Days 31–60: Tier and prioritize. For each agent on the inventory, answer the five threat-model decisions: what it does, what influences its context, what tools have irreversible effects, what it remembers, and who owns incident response. Tier agents into risk levels (low, medium, high) based on blast radius. Focus the remaining time on the high-tier agents.
Days 61–90: Controls and policy. For every high-tier agent, apply the “what works” controls above: human-in-the-loop for irreversible actions, tool-scoping, logging, input boundary enforcement. In parallel, draft the agent policy and socialize it with engineering leadership. By day 90 you should be able to say, with evidence, which agents in your environment are above your risk threshold and what you’re doing about them.
This is not complete. It’s defensible ground. The agentic AI space will keep moving, for CISOs, “defensible ground, updated quarterly” is the winning posture.
Frequently asked questions
What’s the difference between AI security and agentic AI security?
AI security covers the broader set of risks around machine learning systems, model theft, adversarial examples, training data poisoning, bias, privacy leakage from model outputs, and the set of issues that show up when deploying a generative model in an enterprise (prompt injection, jailbreaking, DLP). Agentic AI security is a subset: the risks that arise specifically because the AI system takes actions via tools in a loop, rather than just returning text. The loop is the difference.

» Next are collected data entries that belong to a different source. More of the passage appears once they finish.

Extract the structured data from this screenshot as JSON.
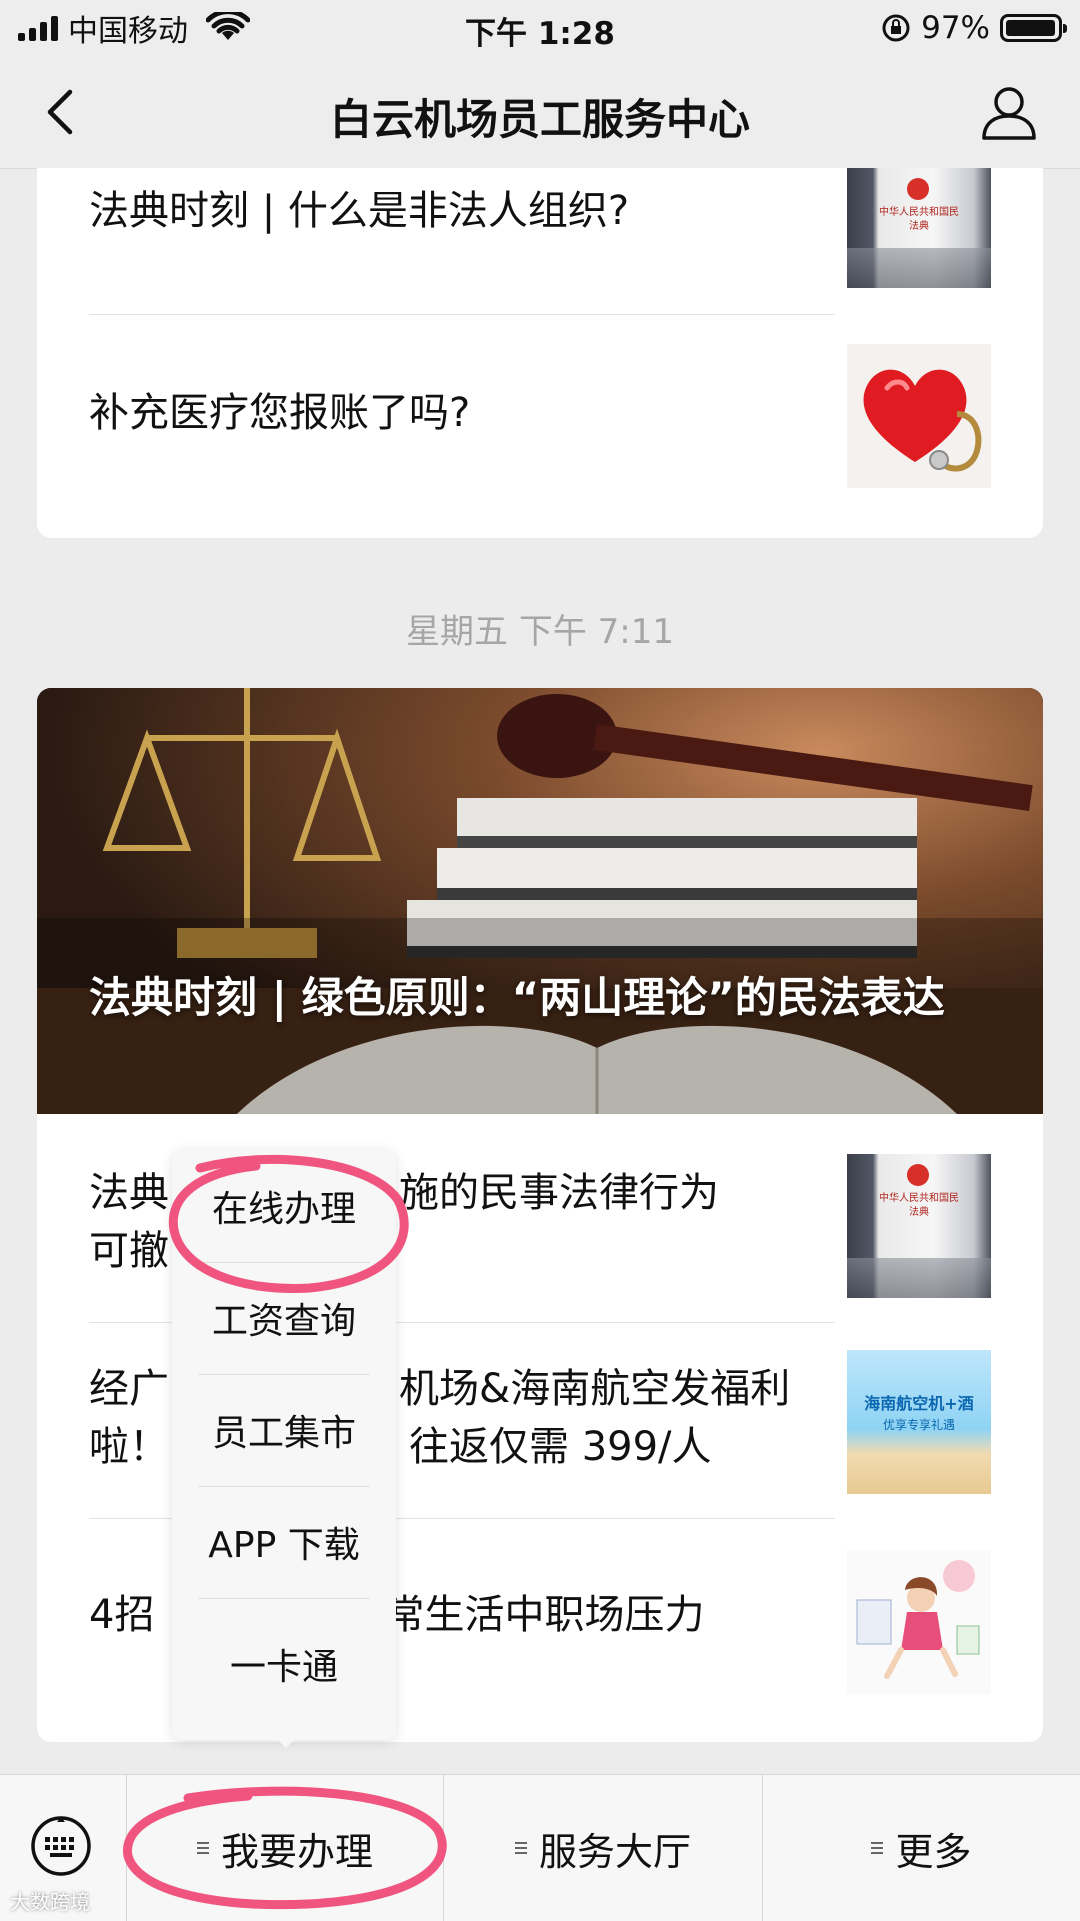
{
  "status_bar": {
    "carrier": "中国移动",
    "time": "下午 1:28",
    "battery_percent": "97%",
    "battery_level": 0.97
  },
  "nav": {
    "title": "白云机场员工服务中心",
    "back_icon": "chevron-left-icon",
    "profile_icon": "user-icon"
  },
  "articles_top": [
    {
      "title": "法典时刻 | 什么是非法人组织?",
      "thumb": "civil-code-book"
    },
    {
      "title": "补充医疗您报账了吗?",
      "thumb": "heart-stethoscope"
    }
  ],
  "timestamp": "星期五 下午 7:11",
  "hero": {
    "title": "法典时刻 | 绿色原则：“两山理论”的民法表达",
    "image": "gavel-scales-books"
  },
  "articles_bottom": [
    {
      "title": "法典时刻 | 胁迫实施的民事法律行为可撤销",
      "title_visible": [
        "法典",
        "作实施的民事法律行为",
        "可撤"
      ],
      "thumb": "civil-code-book"
    },
    {
      "title_visible": [
        "经广",
        "机场&海南航空发福利",
        "啦！",
        "往返仅需 399/人"
      ],
      "thumb": "hainan-airlines",
      "thumb_text": [
        "海南航空机+酒",
        "优享专享礼遇"
      ]
    },
    {
      "title_visible": [
        "4招",
        "常生活中职场压力"
      ],
      "thumb": "stress-illustration"
    }
  ],
  "thumb_book_text": "中华人民共和国民法典",
  "popup_menu": {
    "items": [
      "在线办理",
      "工资查询",
      "员工集市",
      "APP 下载",
      "一卡通"
    ]
  },
  "bottom_bar": {
    "keyboard_icon": "keyboard-icon",
    "tabs": [
      "我要办理",
      "服务大厅",
      "更多"
    ]
  },
  "colors": {
    "annotation": "#f0557f",
    "background": "#ececec",
    "timestamp": "#a6a6a6"
  },
  "watermark": "大数跨境"
}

Controls that work for generative AI often don’t transfer, because the architecture is different.
How is agentic AI governance different from generative AI governance?
Generative AI governance is largely about human-AI interaction: what people are allowed to paste into a chatbot, how outputs are disclosed, which vendors are approved. Agentic governance is about agent behavior and lifecycle: who can build agents, what tools they can access, how they’re logged, how they’re retired. Most enterprises still operate only under generative governance and have not yet written agent-specific policies.
Which frameworks apply to agentic AI?
Three frameworks are load-bearing. NIST AI RMF provides the risk-management structure. ISO/IEC 42001 is the first operational AI management system standard and the cleanest audit target. The EU AI Act is the only hard-law regime applicable globally in practice; for CISO-relevant obligations, see our EU AI Act compliance guide. MITRE ATLAS and OWASP LLM Top 10 are tactical, useful for threat modeling and red teaming, not for program-level governance.
What’s the single biggest agentic AI risk for enterprises today?
Unscoped tool access combined with autonomous execution of irreversible actions. An agent that can do too much, with too little oversight, is the category that produces breach headlines. Most other risks, prompt injection, data leakage, hallucination, become actionable incidents only when an insufficiently-scoped agent turns them into real-world effects.
How much should a mid-size company budget for agentic AI security?
Treat it the way you’d treat a new control domain, not a product category. Rough rule of thumb: 10–15% of the AI tooling budget should go to AI-specific security (red teaming, logging infrastructure, a dedicated policy lead, evaluation tooling). For a company spending $2M/year on AI tooling, that’s $200–300K. Most of that money should go to people and processes, not products. The most common mistake is to spend heavily on an AI security tool that overlaps with your SIEM rather than investing in the policy, inventory, and threat-modeling work that has to happen first.